Why DynLex
A language built from first principles, not decades of legacy decisions.
Philosophy
No Hardcoded Patterns
Unlike traditional languages, DynLex has no built-in keywords. There is no hardcoded if, for, or while.
Everything you write is a pattern that you or someone else defined. The compiler focuses entirely on understanding context and deducing meaning from how patterns are used.
Context-Driven Compilation
The DynLex compiler doesn't rely on rigid syntax rules. Instead, it analyzes how patterns relate to each other and deduces types, control flow, and intent from context. This means the same pattern can adapt to different situations without explicit type annotations or boilerplate.
Patterns Define Everything
Want Python-style syntax? Define it. Prefer something closer to natural English? Define it. The language is whatever you make it. This isn't a gimmick - it's the core architecture.
# You could define Python-like syntax
effect for item in collection:
# implementation
# Or natural language
effect for each item in collection:
# same implementation, different syntax
Your Language, Literally
Write code in any spoken language. Define patterns in Dutch, Spanish, or invent your own.
effect print message:
execute:
@intrinsic("print", message)
print "Hello, world"
effect zeg bericht:
execute:
@intrinsic("print", bericht)
zeg "Hallo, wereld"
# Define any syntax you want
effect yell words loudly:
execute:
@intrinsic("print", words)
yell "DynLex is amazing" loudly
LSP Support
Full Editor Integration
DynLex ships with a Language Server Protocol implementation. Get real-time diagnostics, syntax highlighting, go-to-definition, and hover documentation in VS Code, Neovim, or any LSP-compatible editor.

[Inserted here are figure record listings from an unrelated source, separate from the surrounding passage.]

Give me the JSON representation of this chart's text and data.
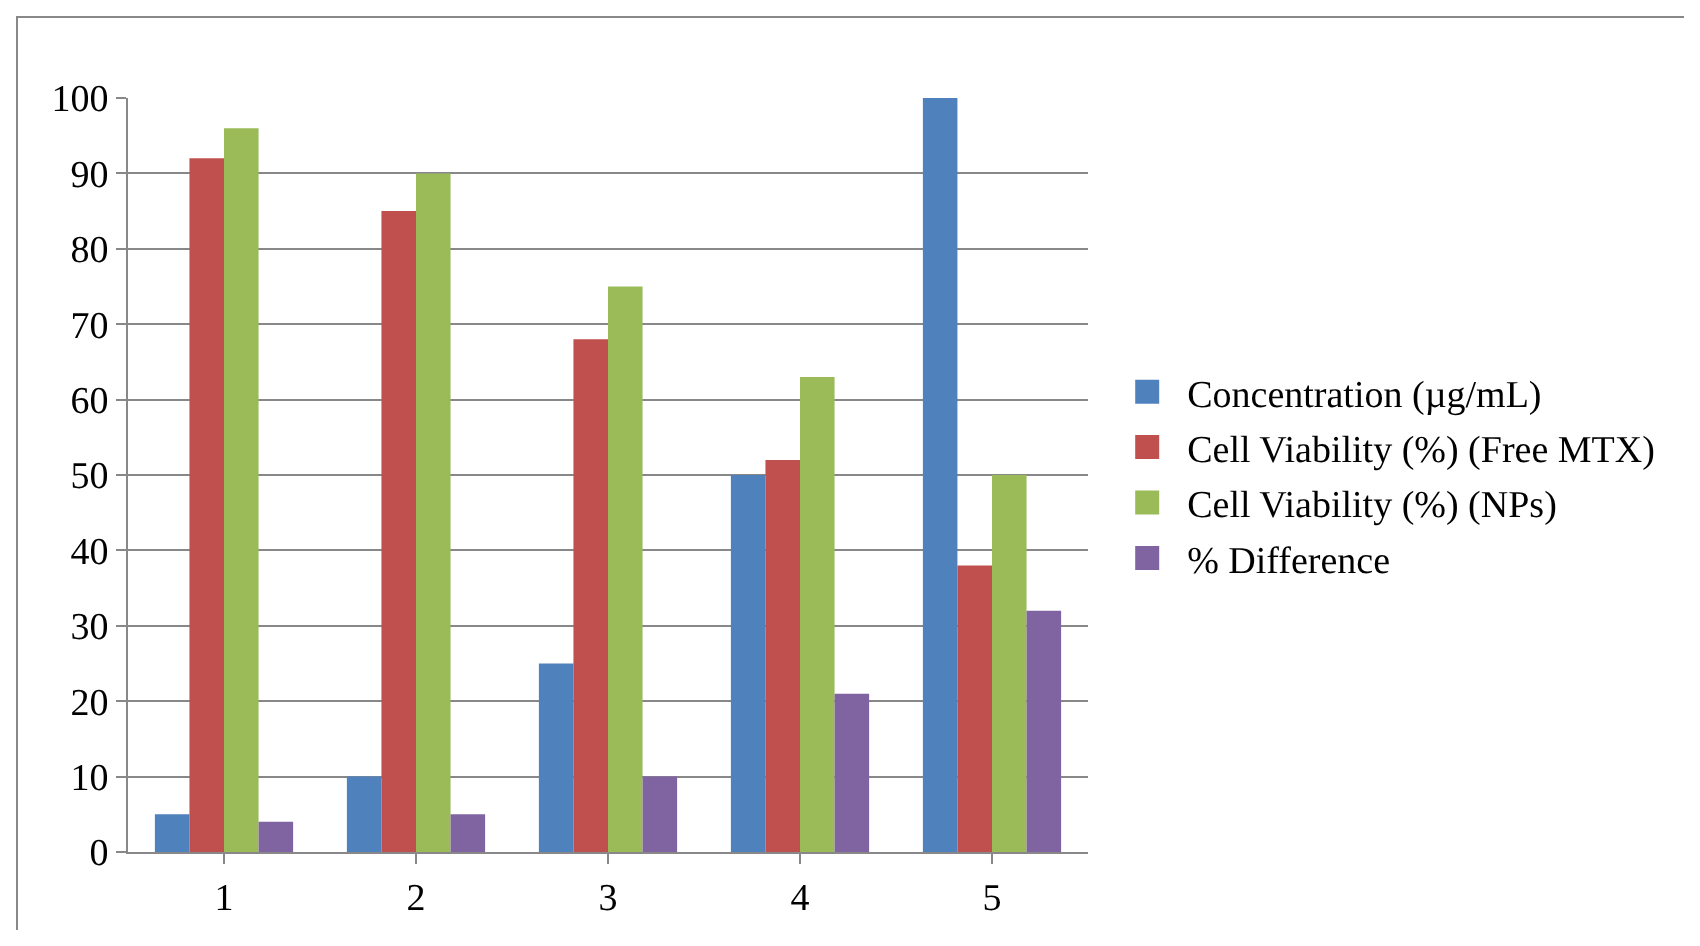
{
  "chart_data": {
    "type": "bar",
    "categories": [
      "1",
      "2",
      "3",
      "4",
      "5"
    ],
    "series": [
      {
        "name": "Concentration (µg/mL)",
        "color": "#4f81bd",
        "values": [
          5,
          10,
          25,
          50,
          100
        ]
      },
      {
        "name": "Cell Viability (%) (Free MTX)",
        "color": "#c0504d",
        "values": [
          92,
          85,
          68,
          52,
          38
        ]
      },
      {
        "name": "Cell Viability (%) (NPs)",
        "color": "#9bbb59",
        "values": [
          96,
          90,
          75,
          63,
          50
        ]
      },
      {
        "name": "% Difference",
        "color": "#8064a2",
        "values": [
          4,
          5,
          10,
          21,
          32
        ]
      }
    ],
    "ylim": [
      0,
      100
    ],
    "yticks": [
      0,
      10,
      20,
      30,
      40,
      50,
      60,
      70,
      80,
      90,
      100
    ],
    "grid": "y",
    "legend": "right"
  }
}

Pattern-Aware Intelligence
The LSP understands your custom patterns. Auto-complete suggestions adapt to the patterns you've defined, and diagnostics catch pattern mismatches before you run the code.
How It Works
Pattern Matching
When you write code, the compiler matches your text against all defined patterns. Variables are identified by position, types are inferred from usage, and the most specific matching pattern wins.
Compile-Time Resolution
All pattern matching happens at compile time. By the time your code runs, it's pure machine code - no pattern matching overhead, no interpretation, just raw performance.
LLVM Backend
DynLex compiles to LLVM IR, giving you access to decades of optimization research. The same backend that powers Rust, Swift, and Clang now powers your natural language code.